# Wood Source Near Lafayette, Louisiana



## Cajun Guy (Jun 26, 2019)

Hello all I'm fairly new to smoking and I'm loving it! I am so glad to have found this forum. The knowledge shared here has been very much appreciated and I'm looking forward to learning even more. I live about 20 miles west of Lafayette, Louisiana and I was wondering where members from south Louisiana get their wood. I've been buying bags of wood chunks from Walmart and I would really like to find a better source. Any recommendations would be greatly appreciated. Good smoking!


----------



## 6GRILLZNTN (Jun 26, 2019)

I would search your local craigslist.


----------



## SmokinVOLfan (Jun 26, 2019)

What 5grillz said. Can’t help you with wood in Louisiana but if you decide to come to East TN we have a ton of downed trees with all these storms lately. People giving great wood away just to get it out of their yards!


----------



## 73saint (Jun 26, 2019)

Look up Wild man firewood on Facebook.  He delivers to Baton Rouge, maybe further.   Good quality wood at a fair price.  A lot of local restaurants use him, as do I when I cannot get it myself.


----------



## Cajun Guy (Jun 27, 2019)

73saint said:


> Look up Wild man firewood on Facebook.  He delivers to Baton Rouge, maybe further.   Good quality wood at a fair price.  A lot of local restaurants use him, as do I when I cannot get it myself.


Thanks 73saint!


----------



## smokerjim (Jun 27, 2019)

look for some local tree cutting companies, they will usually let you come to where they are working and take some. sometimes, I know here where I live if you what a lot and they are close by they will drop off a truck load for you, they're usually just happy to have somewhere close to get rid of it.


----------



## Cajun Guy (Jun 27, 2019)

smokerjim said:


> look for some local tree cutting companies, they will usually let you come to where they are working and take some. sometimes, I know here where I live if you what a lot and they are close by they will drop off a truck load for you, they're usually just happy to have somewhere close to get rid of it.


Great idea smokerjim.
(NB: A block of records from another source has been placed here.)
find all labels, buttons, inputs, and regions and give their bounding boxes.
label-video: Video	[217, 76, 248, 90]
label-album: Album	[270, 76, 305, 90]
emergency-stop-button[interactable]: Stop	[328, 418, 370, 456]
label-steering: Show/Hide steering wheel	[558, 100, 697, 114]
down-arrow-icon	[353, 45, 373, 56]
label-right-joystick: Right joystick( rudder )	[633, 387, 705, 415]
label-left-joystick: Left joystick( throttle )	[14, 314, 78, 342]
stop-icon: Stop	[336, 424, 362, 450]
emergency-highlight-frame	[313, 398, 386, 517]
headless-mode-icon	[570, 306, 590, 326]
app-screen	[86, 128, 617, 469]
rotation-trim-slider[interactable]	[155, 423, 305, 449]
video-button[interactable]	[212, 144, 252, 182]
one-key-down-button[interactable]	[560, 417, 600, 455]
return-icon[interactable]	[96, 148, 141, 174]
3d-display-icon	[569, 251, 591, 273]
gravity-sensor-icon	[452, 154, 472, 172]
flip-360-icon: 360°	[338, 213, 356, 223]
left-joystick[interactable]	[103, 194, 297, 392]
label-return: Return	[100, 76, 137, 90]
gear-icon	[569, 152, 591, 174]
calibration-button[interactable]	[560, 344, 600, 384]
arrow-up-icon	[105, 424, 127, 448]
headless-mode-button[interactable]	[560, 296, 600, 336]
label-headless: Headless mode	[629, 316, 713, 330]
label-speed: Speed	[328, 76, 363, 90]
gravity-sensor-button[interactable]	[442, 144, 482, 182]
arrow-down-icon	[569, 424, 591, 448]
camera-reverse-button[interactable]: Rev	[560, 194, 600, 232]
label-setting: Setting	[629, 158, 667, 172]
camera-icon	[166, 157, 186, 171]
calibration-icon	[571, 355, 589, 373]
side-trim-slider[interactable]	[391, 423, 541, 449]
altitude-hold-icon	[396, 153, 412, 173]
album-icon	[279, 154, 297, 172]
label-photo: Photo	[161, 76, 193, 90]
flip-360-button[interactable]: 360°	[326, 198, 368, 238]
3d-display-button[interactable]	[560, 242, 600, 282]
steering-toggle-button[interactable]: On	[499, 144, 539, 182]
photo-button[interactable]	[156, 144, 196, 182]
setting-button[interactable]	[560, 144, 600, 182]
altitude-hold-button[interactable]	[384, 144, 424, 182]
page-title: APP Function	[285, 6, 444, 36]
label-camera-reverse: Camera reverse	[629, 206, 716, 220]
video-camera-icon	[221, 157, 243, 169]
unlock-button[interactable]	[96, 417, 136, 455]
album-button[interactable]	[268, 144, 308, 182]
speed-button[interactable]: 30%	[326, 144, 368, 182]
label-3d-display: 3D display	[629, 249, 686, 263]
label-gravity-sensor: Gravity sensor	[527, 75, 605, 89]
Being a newbie that never occurred to me lol. Thank you!


----------



## cajunmarinebbk (Jun 28, 2019)

I live in Lafayette I get my wood from Academy they carry the B&B brand not bad. When all else fails I order on Amazon and have it shipped to my house.


----------



## 73saint (Jun 28, 2019)

cajunmarinebbk said:


> I live in Lafayette I get my wood from Academy they carry the B&B brand not bad. When all else fails I order on Amazon and have it shipped to my house.


That kiln dried wood that academy sells burns way too quick for my taste.   Not to mention it costs way too much if you are cooking with any regularity.


----------